GIVE allows transformation

Published 7:30 pm Friday, January 29, 2010

By By MIKE VOSS
Contributing Editor

Tina Billingslea wasn’t going to miss it, and she didn’t.
On Thursday, Billingslea, who was in a hospital Tuesday, was one of three people to graduate from the Purpose of God Annex Outreach Center’s Gang Intervention Vocational Education program.
“I wasn’t about to miss it,” Billingslea said moments after the program’s first-ever graduation ceremony concluded in the Council Chambers of Washington’s City Hall.
GIVE provided her and fellow graduates John Harvey and David Roberson a second chance at living productive lives instead of destructive lives, she said.
“It has turned around my life — completely,” Billingslea said. “It’s a big help.”

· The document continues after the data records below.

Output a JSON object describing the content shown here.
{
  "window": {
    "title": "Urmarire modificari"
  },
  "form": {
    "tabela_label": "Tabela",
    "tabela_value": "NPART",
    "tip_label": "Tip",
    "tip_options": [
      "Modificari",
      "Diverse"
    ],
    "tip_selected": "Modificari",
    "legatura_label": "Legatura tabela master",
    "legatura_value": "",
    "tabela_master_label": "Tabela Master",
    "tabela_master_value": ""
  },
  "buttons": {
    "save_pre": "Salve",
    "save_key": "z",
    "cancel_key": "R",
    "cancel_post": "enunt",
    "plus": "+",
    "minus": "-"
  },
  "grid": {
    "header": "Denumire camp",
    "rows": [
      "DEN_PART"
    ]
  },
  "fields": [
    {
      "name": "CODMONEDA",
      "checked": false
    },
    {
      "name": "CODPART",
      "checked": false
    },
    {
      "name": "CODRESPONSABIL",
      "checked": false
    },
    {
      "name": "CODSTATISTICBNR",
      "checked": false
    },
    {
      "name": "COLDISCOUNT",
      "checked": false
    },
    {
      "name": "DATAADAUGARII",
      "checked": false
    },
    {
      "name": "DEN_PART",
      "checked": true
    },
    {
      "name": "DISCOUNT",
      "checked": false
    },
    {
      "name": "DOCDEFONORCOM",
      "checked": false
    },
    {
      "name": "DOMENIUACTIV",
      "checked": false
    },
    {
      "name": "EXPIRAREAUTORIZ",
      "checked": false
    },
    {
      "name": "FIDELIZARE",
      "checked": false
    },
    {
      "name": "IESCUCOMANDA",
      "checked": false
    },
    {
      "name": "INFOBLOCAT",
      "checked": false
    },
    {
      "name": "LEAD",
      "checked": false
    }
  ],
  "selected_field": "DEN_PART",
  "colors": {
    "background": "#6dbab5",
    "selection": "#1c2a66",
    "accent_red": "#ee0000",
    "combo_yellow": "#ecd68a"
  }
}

Funded by a two-year grant, GIVE fights gang-related problems, according to Purpose of God Annex Outreach Center staff and personnel with the state’s juvenile justice and delinquency prevention programs. Currently, four known gangs operate in Beaufort County, with neighboring Pitt County home to at least 20 known gangs.
GIVE works with up to 24 youths (ages 14 through 24) who are at risk of becoming affiliated with gangs. GIVE provides vocational education training and opportunities as alternatives to becoming gang members. The three graduates are employed, with Billingslea and Roberson working for the Washington Housing Authority. At times, Harvey can be seen dressed as the Statue of Liberty in front of Liberty Tax Service on Carolina Avenue in Washington.

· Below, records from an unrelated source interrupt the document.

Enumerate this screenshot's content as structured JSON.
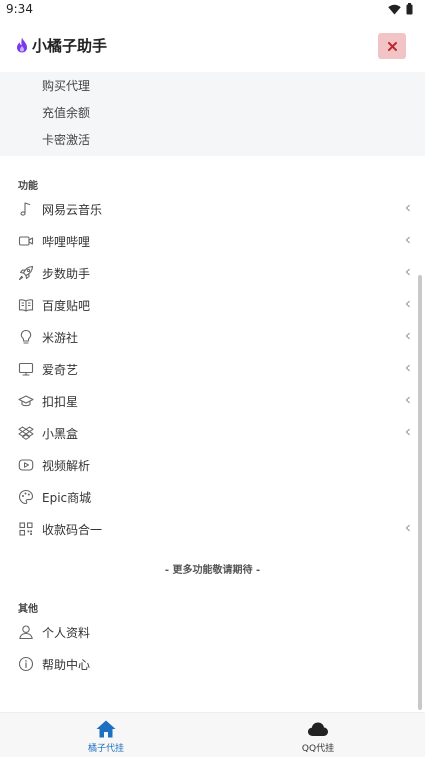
{
  "status_bar": {
    "time": "9:34"
  },
  "header": {
    "title": "小橘子助手",
    "close_label": "×"
  },
  "sub_items": [
    "购买代理",
    "充值余额",
    "卡密激活"
  ],
  "features": {
    "label": "功能",
    "items": [
      {
        "label": "网易云音乐",
        "icon": "music-note-icon",
        "has_chevron": true
      },
      {
        "label": "哔哩哔哩",
        "icon": "video-camera-icon",
        "has_chevron": true
      },
      {
        "label": "步数助手",
        "icon": "rocket-icon",
        "has_chevron": true
      },
      {
        "label": "百度贴吧",
        "icon": "book-open-icon",
        "has_chevron": true
      },
      {
        "label": "米游社",
        "icon": "lightbulb-icon",
        "has_chevron": true
      },
      {
        "label": "爱奇艺",
        "icon": "tv-icon",
        "has_chevron": true
      },
      {
        "label": "扣扣星",
        "icon": "graduation-cap-icon",
        "has_chevron": true
      },
      {
        "label": "小黑盒",
        "icon": "dropbox-icon",
        "has_chevron": true
      },
      {
        "label": "视频解析",
        "icon": "youtube-icon",
        "has_chevron": false
      },
      {
        "label": "Epic商城",
        "icon": "palette-icon",
        "has_chevron": false
      },
      {
        "label": "收款码合一",
        "icon": "qrcode-icon",
        "has_chevron": true
      }
    ]
  },
  "more_note": "- 更多功能敬请期待 -",
  "others": {
    "label": "其他",
    "items": [
      {
        "label": "个人资料",
        "icon": "user-icon"
      },
      {
        "label": "帮助中心",
        "icon": "info-circle-icon"
      }
    ]
  },
  "bottom_nav": {
    "tabs": [
      {
        "label": "橘子代挂",
        "icon": "home-icon",
        "active": true
      },
      {
        "label": "QQ代挂",
        "icon": "cloud-icon",
        "active": false
      }
    ]
  },
  "colors": {
    "accent": "#1e6fc2",
    "close_bg": "#f2c4c6",
    "close_fg": "#c0282d",
    "logo": "#7c3aed"
  }
}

State Rep. Arthur Williams, D-Beaufort, told each graduate that with their graduation from GIVE, he or she has “opened doors” to a better life and better world. Williams praised the graduates for working hard and “overcoming a life of hardship.”
Mother Regina Jones, who with her husband, Bishop Samuel Jones Jr., helped found Purpose of God Annex Outreach Center, told the graduates, “We are so proud you have chosen to turn your lives around.”
Washington Mayor Archie Jennings likened the graduates to prodigal children, similar to the prodigal son mentioned in the Bible.
“They turned (their lives) around and came home. That’s to be celebrated,” Jennings said.
Holding the graduation in the Council Chambers was appropriate, he said. What was once a courtroom where prosecutions and litigation occurred was transformed into a place where public servants help govern others, Jennings said. The graduates know about transformation, he said.
“Their lives are being transformed by this program,” Jennings said.
Jerry Langley, chairman of the Beaufort County Board of Commissioners, had similar feelings.
“As of this moment, you have turned your lives completely around,” he told the graduates, all of which he knows.
As if offering proof of her transformation, Billingslea said, “The same state that locked me up is the same state that I now work for.”